Como combater o racismo propondo ações contra crimes raciais no Sistema Judiciário?

Após 132 anos da abolição da escravidão no Brasil, a população negra ainda é vítima de crimes de injuria racial ou racismo, ocasionando problemas psicológicos em decorrência destes delitos. Racismo é crime e, por isso, é de extrema importância que a população negra saiba como denunciá-lo.


Conforme a Lei 9.459/1997, art 140,


Injuriar alguém, ofendendo-lhe a dignidade ou o decoro: () § 3o Se a injúria consiste na utilização de elementos referentes a raça, cor, etnia, religião, origem ou a condição de pessoa idosa ou portadora de deficiência: Pena – reclusão de um a três anos e multa. 

Esta lei deve ser aplicada quando alguém ofende, diretamente e individualmente, o outro pela sua raça.
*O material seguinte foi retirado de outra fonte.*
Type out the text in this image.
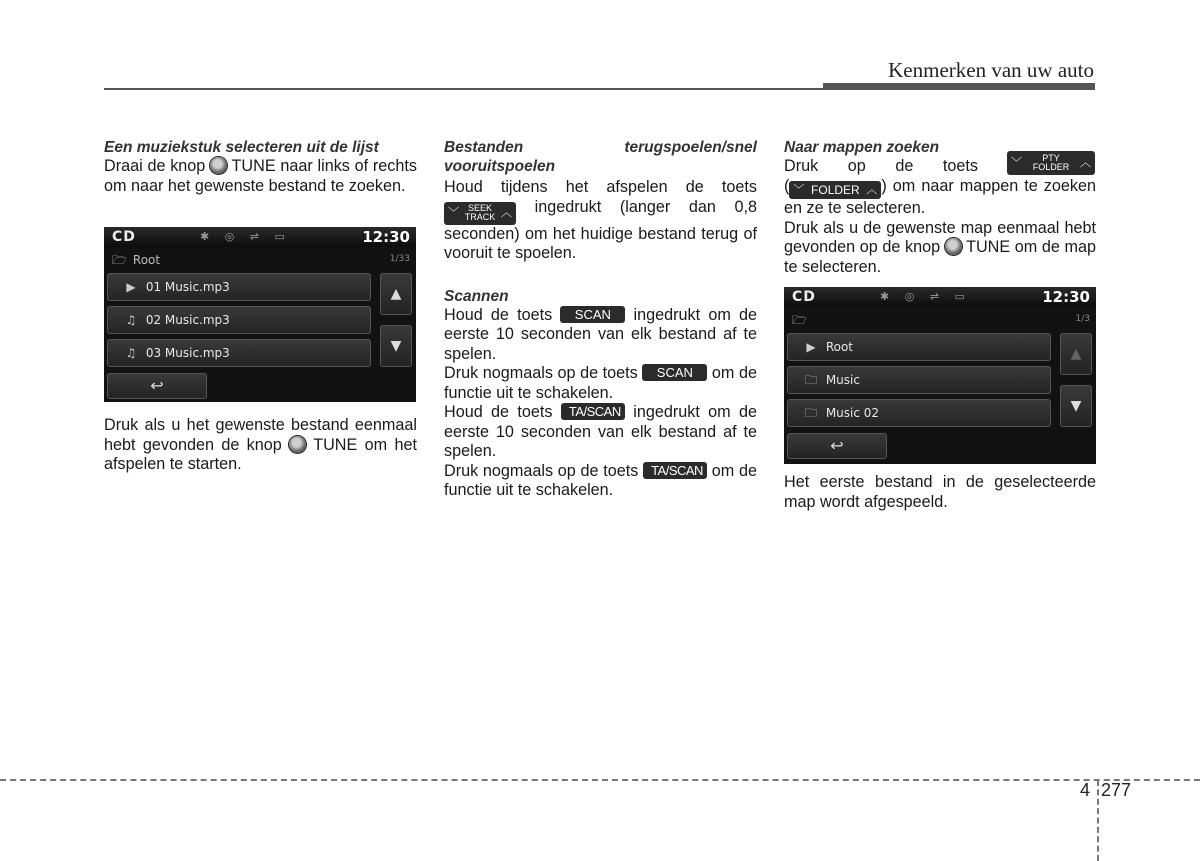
Kenmerken van uw auto

Een muziekstuk selecteren uit de lijst

Draai de knop TUNE naar links of rechts om naar het gewenste bestand te zoeken.

CD	✱ ◎ ⇌ ▭	12:30
🗁 Root	1/33
▶ 01 Music.mp3
♫ 02 Music.mp3
♫ 03 Music.mp3
▲
▼
↩

Druk als u het gewenste bestand eenmaal hebt gevonden de knop TUNE om het afspelen te starten.

Bestanden terugspoelen/snel vooruitspoelen

Houd tijdens het afspelen de toets
﹀ SEEK
TRACK ︿ ingedrukt (langer dan 0,8 seconden) om het huidige bestand terug of vooruit te spoelen.

Scannen

Houd de toets SCAN ingedrukt om de eerste 10 seconden van elk bestand af te spelen.

Druk nogmaals op de toets SCAN om de functie uit te schakelen.

Houd de toets TA/SCAN ingedrukt om de eerste 10 seconden van elk bestand af te spelen.

Druk nogmaals op de toets TA/SCAN om de functie uit te schakelen.

﹀	PTY
FOLDER ︿

Naar mappen zoeken

Druk op de toets

( ﹀ FOLDER ︿ ) om naar mappen te zoeken en ze te selecteren.

Druk als u de gewenste map eenmaal hebt gevonden op de knop TUNE om de map te selecteren.

CD	✱ ◎ ⇌ ▭	12:30
🗁	1/3
▶ Root
🗀 Music
🗀 Music 02
▲
▼
↩

Het eerste bestand in de geselecteerde map wordt afgespeeld.

4 277
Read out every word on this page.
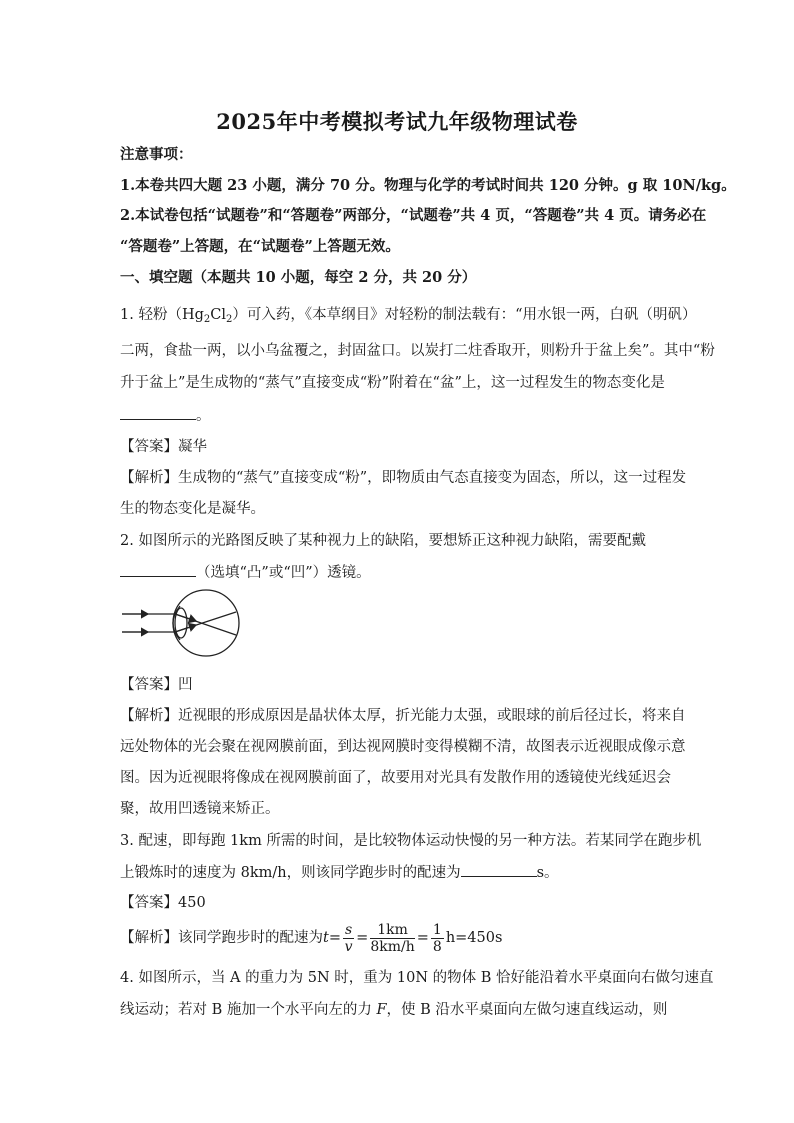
2025年中考模拟考试九年级物理试卷
注意事项：
1.本卷共四大题 23 小题，满分 70 分。物理与化学的考试时间共 120 分钟。g 取 10N/kg。
2.本试卷包括“试题卷”和“答题卷”两部分，“试题卷”共 4 页，“答题卷”共 4 页。请务必在
“答题卷”上答题，在“试题卷”上答题无效。
一、填空题（本题共 10 小题，每空 2 分，共 20 分）
1. 轻粉$(Hg_2Cl_2)$可入药，《本草纲目》对轻粉的制法载有：“用水银一两，白矾（明矾）
二两，食盐一两，以小乌盆覆之，封固盆口。以炭打二炷香取开，则粉升于盆上矣”。其中“粉
升于盆上”是生成物的“蒸气”直接变成“粉”附着在“盆”上，这一过程发生的物态变化是
。
【答案】凝华
【解析】生成物的“蒸气”直接变成“粉”，即物质由气态直接变为固态，所以，这一过程发
生的物态变化是凝华。
2. 如图所示的光路图反映了某种视力上的缺陷，要想矫正这种视力缺陷，需要配戴
（选填“凸”或“凹”）透镜。
【答案】凹
【解析】近视眼的形成原因是晶状体太厚，折光能力太强，或眼球的前后径过长，将来自
远处物体的光会聚在视网膜前面，到达视网膜时变得模糊不清，故图表示近视眼成像示意
图。因为近视眼将像成在视网膜前面了，故要用对光具有发散作用的透镜使光线延迟会
聚，故用凹透镜来矫正。
3. 配速，即每跑 1km 所需的时间，是比较物体运动快慢的另一种方法。若某同学在跑步机
上锻炼时的速度为 8km/h，则该同学跑步时的配速为	s。
【答案】450
【解析】该同学跑步时的配速为$t= \frac{s}{v} = \frac{1km}{8km/h} = \frac{1}{8} h=450s$
4. 如图所示，当 A 的重力为 5N 时，重为 10N 的物体 B 恰好能沿着水平桌面向右做匀速直
线运动；若对 B 施加一个水平向左的力 F，使 B 沿水平桌面向左做匀速直线运动，则
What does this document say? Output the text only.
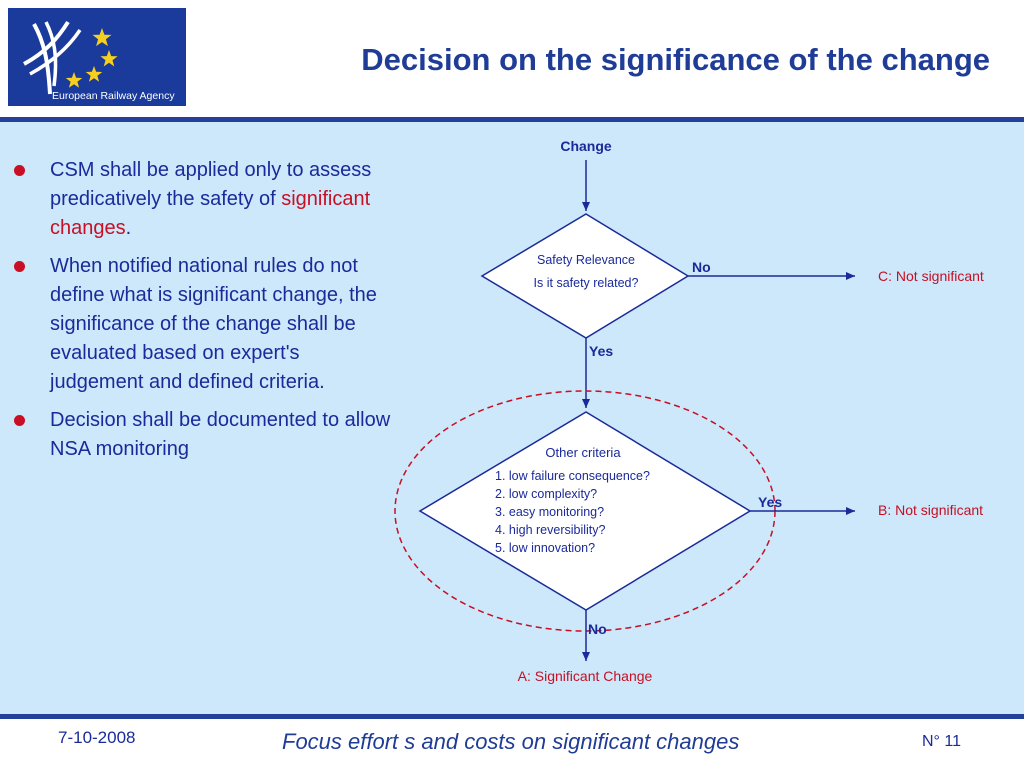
European Railway Agency
Decision on the significance of the change
CSM shall be applied only to assess predicatively the safety of significant changes.
When notified national rules do not define what is significant change, the significance of the change shall be evaluated based on expert's judgement and defined criteria.
Decision shall be documented to allow NSA monitoring
Change
Safety Relevance
Is it safety related?
No
C: Not significant
Yes
Other criteria
1. low failure consequence?
2. low complexity?
3. easy monitoring?
4. high reversibility?
5. low innovation?
Yes	B: Not significant
No
A: Significant Change
7-10-2008	Focus effort s and costs on significant changes	N° 11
Já a Lei 7.716/1989, art 4, descreve os casos de crimes raciais em empresas. Veja:


Art 4. Negar ou obstar emprego em empresa privada 

Pena: reclusão de dois a cinco anos.

§ 1o Incorre na mesma pena quem, por motivo de discriminação de raça ou de cor ou práticas resultantes do preconceito de descendência ou origem nacional ou étnica:       

I - Deixar de conceder os equipamentos necessários ao empregado em igualdade de condições com os demais trabalhadores;      

II - Impedir a ascensão funcional do empregado ou obstar outra forma de benefício profissional;         

III - Proporcionar ao empregado tratamento diferenciado no ambiente de trabalho, especialmente quanto ao salário

§ 2o Ficará sujeito às penas de multa e de prestação de serviços à comunidade, incluindo atividades de promoção da igualdade racial, quem, em anúncios ou qualquer outra forma de recrutamento de trabalhadores, exigir aspectos de aparência próprios de raça ou etnia para emprego cujas atividades não justifiquem essas exigências.

Ou seja, é crime de racismo quando alguém diferencia o tratamento para com o outro por sua cor, em entrevistas de emprego ou dentro das próprias empresas.


De acordo com o portal G1, a Delegacia de Crimes Raciais e Delitos de Intolerância (Decradi) registrou um crescimento de 65% no número de casos de racismo ou injuria racial entre os meses de janeiro e maio de 2018, quando comparados com o mesmo período de 2017. Os estados com maior número de denúncias foram: São Paulo, Rio de Janeiro, Acre, Rio Grande do Sul e Bahia.


Um levantamento realizado pelo Laboratório de Análises Econômicas, Sociais e Estatísticas das Relações Raciais (Laeser) da Universidade Federal do Rio de Janeiro (UFRJ), publicado pelo portal Geledés, divulgou que em quase 70% das ações judiciais de crime de racismo ou injúria racial do país quem ganha é o réu.